Application of Response Surface Methodology for Optimizing Methyl Ester (Biodiesel) Production from Cotton Seed Oil

Abstract

Bio fuels such as biodiesel and biogas were increasing attention all over the world as alternative for fossil fuels in automobiles. Transesterification is the process that is used for producing biodiesel which is accepted because of its efficiency. Transesterification is the process done for decreasing the viscosity of the vegetable oil. The reaction variables used were methanol/oil molar ratio (3:1-9:1), catalyst concentration (0.5-2%), temperature (40-70°C), and catalyst type. The biodiesel with best yield and quality was produced in case of cotton seed methyl ester, at 6:1 methanol/oil molar ratio and 1 wt% of catalyst (NaOH) the yield was 92.44% at 60 0 C temperature.

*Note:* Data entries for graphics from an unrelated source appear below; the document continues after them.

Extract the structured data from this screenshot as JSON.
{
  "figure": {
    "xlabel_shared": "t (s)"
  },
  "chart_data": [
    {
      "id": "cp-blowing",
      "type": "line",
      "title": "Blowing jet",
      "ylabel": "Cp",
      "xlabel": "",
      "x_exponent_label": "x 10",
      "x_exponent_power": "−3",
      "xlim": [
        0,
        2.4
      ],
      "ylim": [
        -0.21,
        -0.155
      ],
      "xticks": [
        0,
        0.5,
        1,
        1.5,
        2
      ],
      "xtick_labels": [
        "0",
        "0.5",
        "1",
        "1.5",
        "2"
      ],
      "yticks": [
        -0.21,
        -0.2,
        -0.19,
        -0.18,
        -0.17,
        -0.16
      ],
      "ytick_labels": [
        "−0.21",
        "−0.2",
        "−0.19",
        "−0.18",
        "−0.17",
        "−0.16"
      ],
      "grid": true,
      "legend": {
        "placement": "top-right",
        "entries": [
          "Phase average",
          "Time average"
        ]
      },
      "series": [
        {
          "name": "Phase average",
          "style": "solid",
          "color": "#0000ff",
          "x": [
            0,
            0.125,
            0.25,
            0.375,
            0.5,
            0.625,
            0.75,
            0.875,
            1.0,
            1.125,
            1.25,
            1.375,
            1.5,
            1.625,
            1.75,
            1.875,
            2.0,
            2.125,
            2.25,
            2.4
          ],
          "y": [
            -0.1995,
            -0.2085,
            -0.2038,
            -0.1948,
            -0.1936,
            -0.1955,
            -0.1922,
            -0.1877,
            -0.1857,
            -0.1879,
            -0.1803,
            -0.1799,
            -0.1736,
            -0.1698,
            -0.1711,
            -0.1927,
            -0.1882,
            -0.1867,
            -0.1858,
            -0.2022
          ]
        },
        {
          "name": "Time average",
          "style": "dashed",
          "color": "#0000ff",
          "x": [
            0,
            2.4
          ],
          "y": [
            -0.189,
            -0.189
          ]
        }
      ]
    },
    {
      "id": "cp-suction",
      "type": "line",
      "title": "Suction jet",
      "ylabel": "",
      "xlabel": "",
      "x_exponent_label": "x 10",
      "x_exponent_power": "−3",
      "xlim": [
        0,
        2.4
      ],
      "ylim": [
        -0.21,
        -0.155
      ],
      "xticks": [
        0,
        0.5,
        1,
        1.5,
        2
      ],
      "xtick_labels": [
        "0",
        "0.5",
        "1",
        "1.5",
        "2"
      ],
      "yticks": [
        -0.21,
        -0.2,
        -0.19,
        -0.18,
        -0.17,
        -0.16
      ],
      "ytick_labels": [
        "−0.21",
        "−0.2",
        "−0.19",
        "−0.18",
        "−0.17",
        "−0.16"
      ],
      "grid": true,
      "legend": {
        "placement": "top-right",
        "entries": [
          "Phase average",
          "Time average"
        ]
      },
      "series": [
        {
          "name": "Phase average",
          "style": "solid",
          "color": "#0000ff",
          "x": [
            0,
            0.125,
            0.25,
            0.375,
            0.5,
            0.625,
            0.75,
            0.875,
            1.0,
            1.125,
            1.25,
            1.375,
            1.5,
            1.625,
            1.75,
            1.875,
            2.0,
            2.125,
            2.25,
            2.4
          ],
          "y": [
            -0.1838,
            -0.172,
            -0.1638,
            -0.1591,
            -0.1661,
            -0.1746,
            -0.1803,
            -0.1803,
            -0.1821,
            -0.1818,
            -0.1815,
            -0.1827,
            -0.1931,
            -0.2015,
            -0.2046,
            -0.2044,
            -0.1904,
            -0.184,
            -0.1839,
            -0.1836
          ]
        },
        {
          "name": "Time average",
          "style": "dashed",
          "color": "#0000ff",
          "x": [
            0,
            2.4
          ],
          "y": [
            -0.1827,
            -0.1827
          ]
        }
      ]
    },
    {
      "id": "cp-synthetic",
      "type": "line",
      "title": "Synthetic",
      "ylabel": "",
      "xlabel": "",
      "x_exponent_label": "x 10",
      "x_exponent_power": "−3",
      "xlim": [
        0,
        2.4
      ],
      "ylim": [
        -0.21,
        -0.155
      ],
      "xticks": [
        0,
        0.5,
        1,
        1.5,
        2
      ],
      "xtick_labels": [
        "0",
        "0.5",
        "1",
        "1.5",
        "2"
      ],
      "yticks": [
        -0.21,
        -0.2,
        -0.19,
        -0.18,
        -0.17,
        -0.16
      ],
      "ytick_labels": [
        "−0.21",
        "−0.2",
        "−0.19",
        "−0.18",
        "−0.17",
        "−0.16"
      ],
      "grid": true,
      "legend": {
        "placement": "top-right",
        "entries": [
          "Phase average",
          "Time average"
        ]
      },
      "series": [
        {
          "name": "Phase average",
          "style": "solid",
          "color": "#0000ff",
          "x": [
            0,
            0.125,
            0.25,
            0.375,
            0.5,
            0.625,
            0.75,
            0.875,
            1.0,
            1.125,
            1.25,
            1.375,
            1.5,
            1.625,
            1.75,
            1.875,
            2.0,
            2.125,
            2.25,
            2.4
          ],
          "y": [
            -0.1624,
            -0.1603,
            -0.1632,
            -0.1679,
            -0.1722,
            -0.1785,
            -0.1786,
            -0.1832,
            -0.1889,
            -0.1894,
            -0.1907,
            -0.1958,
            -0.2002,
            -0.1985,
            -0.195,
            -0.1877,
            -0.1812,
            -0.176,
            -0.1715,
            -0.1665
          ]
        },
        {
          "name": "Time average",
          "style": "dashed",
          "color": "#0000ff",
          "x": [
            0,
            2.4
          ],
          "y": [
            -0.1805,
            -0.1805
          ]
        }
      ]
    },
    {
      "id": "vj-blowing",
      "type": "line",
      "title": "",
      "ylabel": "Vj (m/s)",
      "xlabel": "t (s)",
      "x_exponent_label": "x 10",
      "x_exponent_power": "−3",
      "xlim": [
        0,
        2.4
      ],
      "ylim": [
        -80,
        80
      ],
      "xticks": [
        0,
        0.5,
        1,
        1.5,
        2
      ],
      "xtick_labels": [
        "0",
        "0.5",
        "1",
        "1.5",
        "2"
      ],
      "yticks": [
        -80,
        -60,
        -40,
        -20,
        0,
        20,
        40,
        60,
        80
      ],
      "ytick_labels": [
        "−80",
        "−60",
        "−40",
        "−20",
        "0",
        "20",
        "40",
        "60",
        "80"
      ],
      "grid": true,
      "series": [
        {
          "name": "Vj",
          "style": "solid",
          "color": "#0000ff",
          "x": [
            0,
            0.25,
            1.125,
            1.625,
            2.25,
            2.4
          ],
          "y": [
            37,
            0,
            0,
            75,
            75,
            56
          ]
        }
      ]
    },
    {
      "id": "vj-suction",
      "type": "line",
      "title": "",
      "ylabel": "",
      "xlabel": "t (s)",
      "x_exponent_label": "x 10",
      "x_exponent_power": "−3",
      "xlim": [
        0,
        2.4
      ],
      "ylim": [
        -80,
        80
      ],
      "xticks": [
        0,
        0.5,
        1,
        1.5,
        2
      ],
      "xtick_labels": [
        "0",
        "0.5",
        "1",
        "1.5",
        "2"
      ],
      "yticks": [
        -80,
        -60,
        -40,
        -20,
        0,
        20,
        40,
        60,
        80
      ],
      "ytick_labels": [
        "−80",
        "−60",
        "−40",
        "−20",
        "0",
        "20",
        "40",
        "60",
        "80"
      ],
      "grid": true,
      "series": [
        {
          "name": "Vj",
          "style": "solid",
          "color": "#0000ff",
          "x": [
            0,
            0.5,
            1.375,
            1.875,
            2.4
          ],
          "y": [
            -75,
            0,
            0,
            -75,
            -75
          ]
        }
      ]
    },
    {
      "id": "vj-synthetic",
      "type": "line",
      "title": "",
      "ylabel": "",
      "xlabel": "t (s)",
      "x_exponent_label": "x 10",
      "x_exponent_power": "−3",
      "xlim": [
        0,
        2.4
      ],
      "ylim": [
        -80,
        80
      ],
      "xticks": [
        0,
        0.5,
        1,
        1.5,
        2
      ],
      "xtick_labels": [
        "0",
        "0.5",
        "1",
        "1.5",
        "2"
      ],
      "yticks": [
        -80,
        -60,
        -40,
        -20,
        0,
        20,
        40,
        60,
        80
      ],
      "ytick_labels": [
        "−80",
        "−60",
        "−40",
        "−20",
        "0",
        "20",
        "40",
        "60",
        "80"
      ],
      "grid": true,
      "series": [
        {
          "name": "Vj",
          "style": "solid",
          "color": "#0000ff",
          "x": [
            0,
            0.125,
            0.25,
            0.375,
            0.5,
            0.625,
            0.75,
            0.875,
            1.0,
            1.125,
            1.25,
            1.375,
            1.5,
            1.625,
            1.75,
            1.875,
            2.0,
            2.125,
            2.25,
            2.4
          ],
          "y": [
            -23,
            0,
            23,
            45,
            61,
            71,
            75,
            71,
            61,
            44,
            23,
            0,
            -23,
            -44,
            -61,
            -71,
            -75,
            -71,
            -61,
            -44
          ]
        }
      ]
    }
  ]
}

The quality of the methyl ester produced is analysed by Gas Chromatography-Mass Spectroscopy (GC-MS) and Fourier Transform Infrared Spectroscopy (FTIR). FTIR and GC-MS analysis are studied to identify and confirm the presence of functional groups and fatty acid methyl esters. In this paper, we have used Transesterification of cottonseed oil to produce methyl ester using the catalyst H2SO4 and NaOH. This was optimized by using the box-behnken design approach of response surface methodology (RSM). The different parameters for the optimization of methyl ester production were investigated. Response surface Methodology is used for the optimization of parameters in Design Expert 12 software. The results attained from the experimental runs were modeled and analyzed by choosing a quadratic model. The results obtained from the analysis of variance (ANOVA) of the model developed for the percentage yield of methyl ester as a function of molar ratio, amount of catalyst and reaction time. The cost of production of one liter of methyl ester from cottonseed oil is slightly higher the cost of the diesel per liter.